The Mongolian government raised $800mn from an offshore dollar bond issue on October 26, Xinhua news agency reported. The five and a half year bond was priced at 5.625% as the order book exceeded $5.5bn, FinanceAsia reported.
The bond offering was originally expected to raise $650mn with a projected yield of around 6.125%, as announced by joint bookrunners Credit Suisse, Deutsche Bank and JP Morgan. The terms of the new issuance are in stark contrast to Mongolia’s $500mn five-year note issued in March 2016, for which it was forced to pay 10.875%. It was the highest yield on a sovereign bond since 2011 at the time.
Mongolia’s government has also announced plans to buy back $500mn of its dollar and yuan-denominated bonds due in 2018, which means the country will have no major foreign debt maturities due until 2021.
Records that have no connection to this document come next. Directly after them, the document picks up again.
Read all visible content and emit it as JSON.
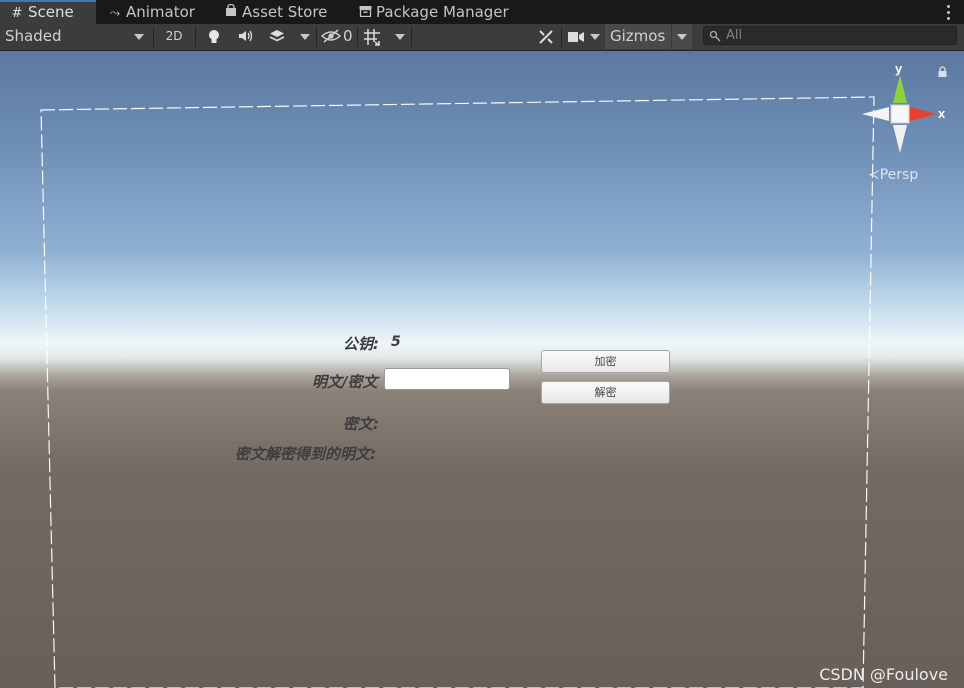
{
  "tabs": [
    {
      "label": "Scene",
      "icon": "grid-icon",
      "active": true
    },
    {
      "label": "Animator",
      "icon": "animator-icon",
      "active": false
    },
    {
      "label": "Asset Store",
      "icon": "shopping-bag-icon",
      "active": false
    },
    {
      "label": "Package Manager",
      "icon": "package-icon",
      "active": false
    }
  ],
  "toolbar": {
    "draw_mode": "Shaded",
    "mode_2d": "2D",
    "hidden_count": "0",
    "gizmos_label": "Gizmos",
    "search_placeholder": "All"
  },
  "scene": {
    "gizmo_axis_y": "y",
    "gizmo_axis_x": "x",
    "projection_label": "Persp"
  },
  "game_ui": {
    "public_key_label": "公钥:",
    "public_key_value": "5",
    "plaintext_label": "明文/密文",
    "plaintext_value": "",
    "ciphertext_label": "密文:",
    "decrypted_label": "密文解密得到的明文:",
    "encrypt_button": "加密",
    "decrypt_button": "解密"
  },
  "watermark": "CSDN @Foulove",
  "colors": {
    "tab_accent": "#3a79bb",
    "gizmo_x": "#e8402c",
    "gizmo_y": "#8ed23b",
    "sky_top": "#5a78a0",
    "horizon": "#eef6f7",
    "ground": "#685f59"
  }
}
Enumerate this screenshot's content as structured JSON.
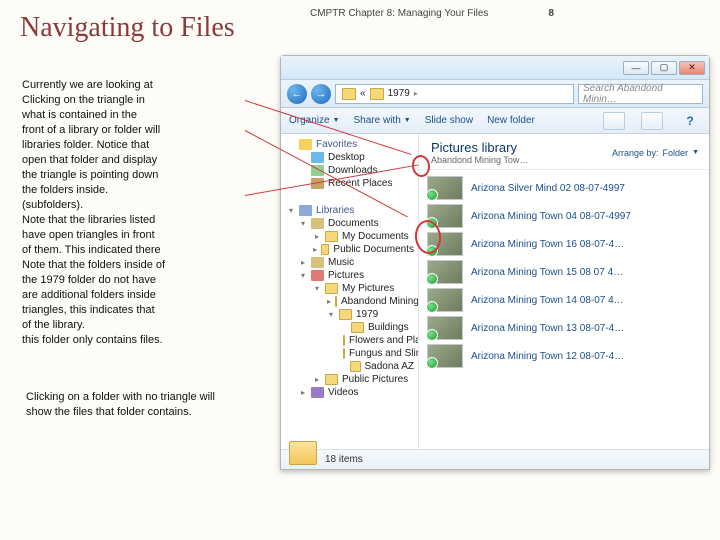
{
  "slide": {
    "chapter": "CMPTR Chapter 8: Managing Your Files",
    "page": "8",
    "title": "Navigating to Files",
    "para1": "Currently we are looking at\nClicking on the triangle in\nwhat is contained in the\nfront of a library or folder will\nlibraries folder. Notice that\nopen that folder and display\nthe triangle is pointing down\nthe folders inside.\n(subfolders).\nNote that the libraries listed\nhave open triangles in front\nof them. This indicated there\nNote that the folders inside of\nthe 1979 folder do not have\nare additional folders inside\ntriangles, this indicates that\nof the library.\nthis folder only contains files.",
    "para2": "Clicking on a folder with no triangle will show the files that folder contains."
  },
  "explorer": {
    "win_buttons": {
      "min": "—",
      "max": "▢",
      "close": "✕"
    },
    "nav": {
      "back": "←",
      "fwd": "→"
    },
    "breadcrumb": {
      "seg1": "«",
      "seg2": "1979",
      "sep": "▸"
    },
    "search_placeholder": "Search Abandond Minin…",
    "toolbar": {
      "organize": "Organize",
      "share": "Share with",
      "slideshow": "Slide show",
      "newfolder": "New folder"
    },
    "library": {
      "title": "Pictures library",
      "subtitle": "Abandond Mining Tow…",
      "arrange_label": "Arrange by:",
      "arrange_value": "Folder"
    },
    "tree": {
      "favorites": "Favorites",
      "desktop": "Desktop",
      "downloads": "Downloads",
      "recent": "Recent Places",
      "libraries": "Libraries",
      "documents": "Documents",
      "my_documents": "My Documents",
      "public_documents": "Public Documents",
      "music": "Music",
      "pictures": "Pictures",
      "my_pictures": "My Pictures",
      "az_folder": "Abandond Mining Town AZ",
      "y1979": "1979",
      "buildings": "Buildings",
      "flowers": "Flowers and Plants",
      "fungus": "Fungus and Slime",
      "sadona": "Sadona AZ",
      "public_pictures": "Public Pictures",
      "videos": "Videos"
    },
    "files": [
      "Arizona Silver Mind 02 08-07-4997",
      "Arizona Mining Town 04 08-07-4997",
      "Arizona Mining Town 16 08-07-4…",
      "Arizona Mining Town 15 08 07 4…",
      "Arizona Mining Town 14 08-07 4…",
      "Arizona Mining Town 13 08-07-4…",
      "Arizona Mining Town 12 08-07-4…"
    ],
    "status": {
      "count": "18 items"
    },
    "help": "?"
  }
}
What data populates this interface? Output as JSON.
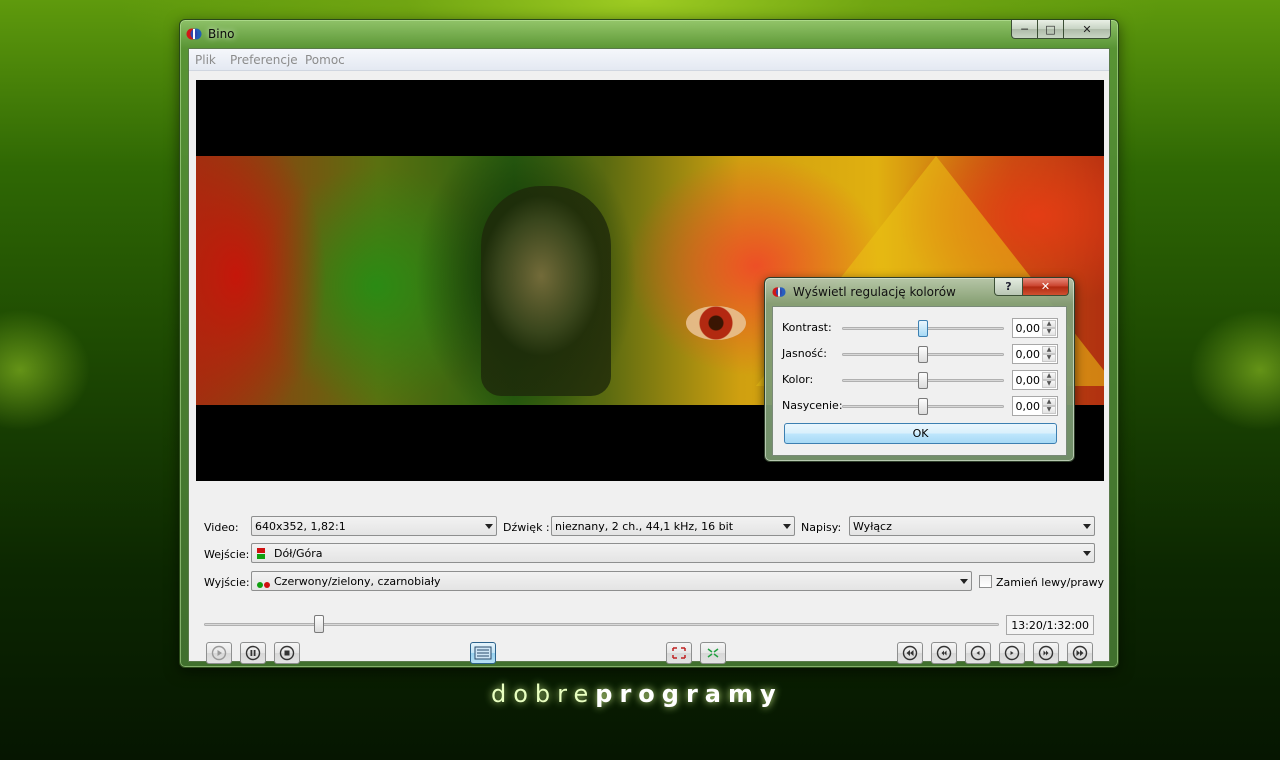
{
  "window": {
    "title": "Bino"
  },
  "menu": {
    "items": [
      "Plik",
      "Preferencje",
      "Pomoc"
    ]
  },
  "controls": {
    "video_label": "Video:",
    "video_value": "640x352, 1,82:1",
    "audio_label": "Dźwięk :",
    "audio_value": "nieznany, 2 ch., 44,1 kHz, 16 bit",
    "subs_label": "Napisy:",
    "subs_value": "Wyłącz",
    "input_label": "Wejście:",
    "input_value": "Dół/Góra",
    "output_label": "Wyjście:",
    "output_value": "Czerwony/zielony, czarnobiały",
    "swap_label": "Zamień lewy/prawy",
    "swap_checked": false,
    "time": "13:20/1:32:00",
    "seek_fraction": 0.145
  },
  "dialog": {
    "title": "Wyświetl regulację kolorów",
    "help_label": "?",
    "rows": [
      {
        "label": "Kontrast:",
        "value": "0,00"
      },
      {
        "label": "Jasność:",
        "value": "0,00"
      },
      {
        "label": "Kolor:",
        "value": "0,00"
      },
      {
        "label": "Nasycenie:",
        "value": "0,00"
      }
    ],
    "ok_label": "OK"
  },
  "brand": {
    "part1": "dobre",
    "part2": "programy"
  },
  "colors": {
    "accent": "#3c7fb1",
    "anaglyph_red": "#d01010",
    "anaglyph_green": "#10a010"
  },
  "icons": {
    "transport": [
      "play-icon",
      "pause-icon",
      "stop-icon",
      "playlist-icon",
      "fullscreen-icon",
      "center-icon",
      "seek-back-far-icon",
      "seek-back-icon",
      "seek-back-small-icon",
      "seek-forward-small-icon",
      "seek-forward-icon",
      "seek-forward-far-icon"
    ]
  }
}
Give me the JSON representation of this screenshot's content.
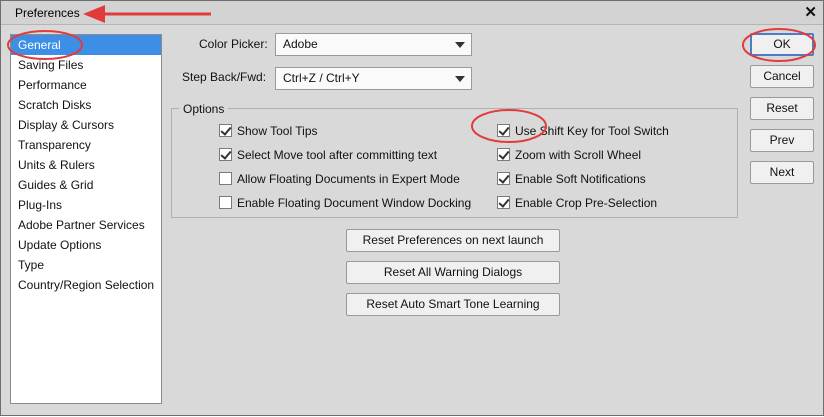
{
  "window": {
    "title": "Preferences",
    "close_glyph": "✕"
  },
  "sidebar": {
    "items": [
      {
        "label": "General",
        "selected": true
      },
      {
        "label": "Saving Files"
      },
      {
        "label": "Performance"
      },
      {
        "label": "Scratch Disks"
      },
      {
        "label": "Display & Cursors"
      },
      {
        "label": "Transparency"
      },
      {
        "label": "Units & Rulers"
      },
      {
        "label": "Guides & Grid"
      },
      {
        "label": "Plug-Ins"
      },
      {
        "label": "Adobe Partner Services"
      },
      {
        "label": "Update Options"
      },
      {
        "label": "Type"
      },
      {
        "label": "Country/Region Selection"
      }
    ]
  },
  "fields": {
    "color_picker": {
      "label": "Color Picker:",
      "value": "Adobe"
    },
    "step_back": {
      "label": "Step Back/Fwd:",
      "value": "Ctrl+Z / Ctrl+Y"
    }
  },
  "options": {
    "title": "Options",
    "left": [
      {
        "label": "Show Tool Tips",
        "checked": true
      },
      {
        "label": "Select Move tool after committing text",
        "checked": true
      },
      {
        "label": "Allow Floating Documents in Expert Mode",
        "checked": false
      },
      {
        "label": "Enable Floating Document Window Docking",
        "checked": false
      }
    ],
    "right": [
      {
        "label": "Use Shift Key for Tool Switch",
        "checked": true
      },
      {
        "label": "Zoom with Scroll Wheel",
        "checked": true
      },
      {
        "label": "Enable Soft Notifications",
        "checked": true
      },
      {
        "label": "Enable Crop Pre-Selection",
        "checked": true
      }
    ]
  },
  "reset_buttons": {
    "prefs": "Reset Preferences on next launch",
    "warnings": "Reset All Warning Dialogs",
    "smart_tone": "Reset Auto Smart Tone Learning"
  },
  "side_buttons": {
    "ok": "OK",
    "cancel": "Cancel",
    "reset": "Reset",
    "prev": "Prev",
    "next": "Next"
  },
  "colors": {
    "selection": "#3d8fe6",
    "annotation": "#e23b3b",
    "dialog_bg": "#d9d9d9"
  }
}
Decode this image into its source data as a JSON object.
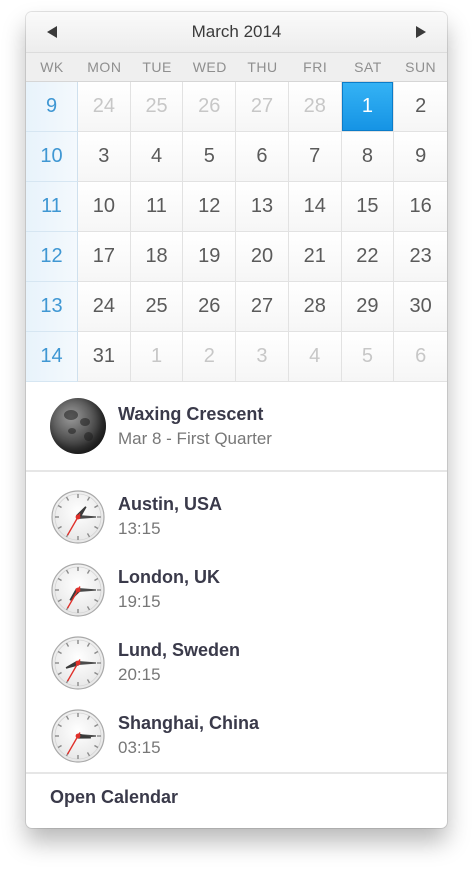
{
  "calendar": {
    "month_title": "March 2014",
    "weekday_headers": [
      "WK",
      "MON",
      "TUE",
      "WED",
      "THU",
      "FRI",
      "SAT",
      "SUN"
    ],
    "weeks": [
      {
        "wk": "9",
        "days": [
          {
            "d": "24",
            "dim": true
          },
          {
            "d": "25",
            "dim": true
          },
          {
            "d": "26",
            "dim": true
          },
          {
            "d": "27",
            "dim": true
          },
          {
            "d": "28",
            "dim": true
          },
          {
            "d": "1",
            "sel": true
          },
          {
            "d": "2"
          }
        ]
      },
      {
        "wk": "10",
        "days": [
          {
            "d": "3"
          },
          {
            "d": "4"
          },
          {
            "d": "5"
          },
          {
            "d": "6"
          },
          {
            "d": "7"
          },
          {
            "d": "8"
          },
          {
            "d": "9"
          }
        ]
      },
      {
        "wk": "11",
        "days": [
          {
            "d": "10"
          },
          {
            "d": "11"
          },
          {
            "d": "12"
          },
          {
            "d": "13"
          },
          {
            "d": "14"
          },
          {
            "d": "15"
          },
          {
            "d": "16"
          }
        ]
      },
      {
        "wk": "12",
        "days": [
          {
            "d": "17"
          },
          {
            "d": "18"
          },
          {
            "d": "19"
          },
          {
            "d": "20"
          },
          {
            "d": "21"
          },
          {
            "d": "22"
          },
          {
            "d": "23"
          }
        ]
      },
      {
        "wk": "13",
        "days": [
          {
            "d": "24"
          },
          {
            "d": "25"
          },
          {
            "d": "26"
          },
          {
            "d": "27"
          },
          {
            "d": "28"
          },
          {
            "d": "29"
          },
          {
            "d": "30"
          }
        ]
      },
      {
        "wk": "14",
        "days": [
          {
            "d": "31"
          },
          {
            "d": "1",
            "dim": true
          },
          {
            "d": "2",
            "dim": true
          },
          {
            "d": "3",
            "dim": true
          },
          {
            "d": "4",
            "dim": true
          },
          {
            "d": "5",
            "dim": true
          },
          {
            "d": "6",
            "dim": true
          }
        ]
      }
    ]
  },
  "moon": {
    "phase": "Waxing Crescent",
    "next": "Mar 8 - First Quarter",
    "icon": "moon-icon"
  },
  "clocks": [
    {
      "city": "Austin, USA",
      "time": "13:15"
    },
    {
      "city": "London, UK",
      "time": "19:15"
    },
    {
      "city": "Lund, Sweden",
      "time": "20:15"
    },
    {
      "city": "Shanghai, China",
      "time": "03:15"
    }
  ],
  "footer": {
    "open_calendar": "Open Calendar"
  },
  "colors": {
    "selected_day": "#1a9be8",
    "week_number": "#3f97d3",
    "second_hand": "#e0302a"
  }
}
Part of the proceeds from the new bond issuance will be used to back a tender offer for the aforementioned bonds. The rest will be spent on increasing the country’s foreign currency reserves, according to Xinhua.
The raised capital will come as welcome assistance for the country as Mongolia is recovering from its economic crisis in 2016 caused by a commodity prices slump.
The issuance will mark the second time in 2017 that Mongolia has visited the offshore dollar bond market - the country raised $600mn from an 8.75% seven-year “Khuraldai bond” sale in March. Junk-rated bonds issued by sovereigns have been performing well on credit markets this year with Mongolian bonds securing double-digit returns to investors.
Credit Suisse, Deutsche Bank and J.P. Morgan will be the joint lead managers and bookrunners for both the bond buyback tender offer and the planned bond sale.
Despite warnings from credit agencies about the vulnerability of “frontier markets” to rising global interests rates, investors have shown a willingness to fund governments with lower credit ratings borrowing in foreign currencies this year.
A boom in FDI helped Mongolia rack up astronomical GDP growth of 17.5% back in 2011. Since then, the economy has been on a downwards trajectory - it grew by only 1% in 2016, down from the 2.3% seen in 2015.
Mongolia’s economy grew by 5.3% y/y in the first half of 2017. The recovery was largely down to soaring coal exports driven by newfound demand for Mongolian coal in China - which can no longer buy North Korean coal due to sanctions - as well as the $5.5bn bailout agreement led by the International Monetary Fund (IMF).
Under the bailout deal, Mongolia now finds itself receiving support from a number of sources including the IMF, the World Bank, the Asian Development Bank and the International Investment Bank.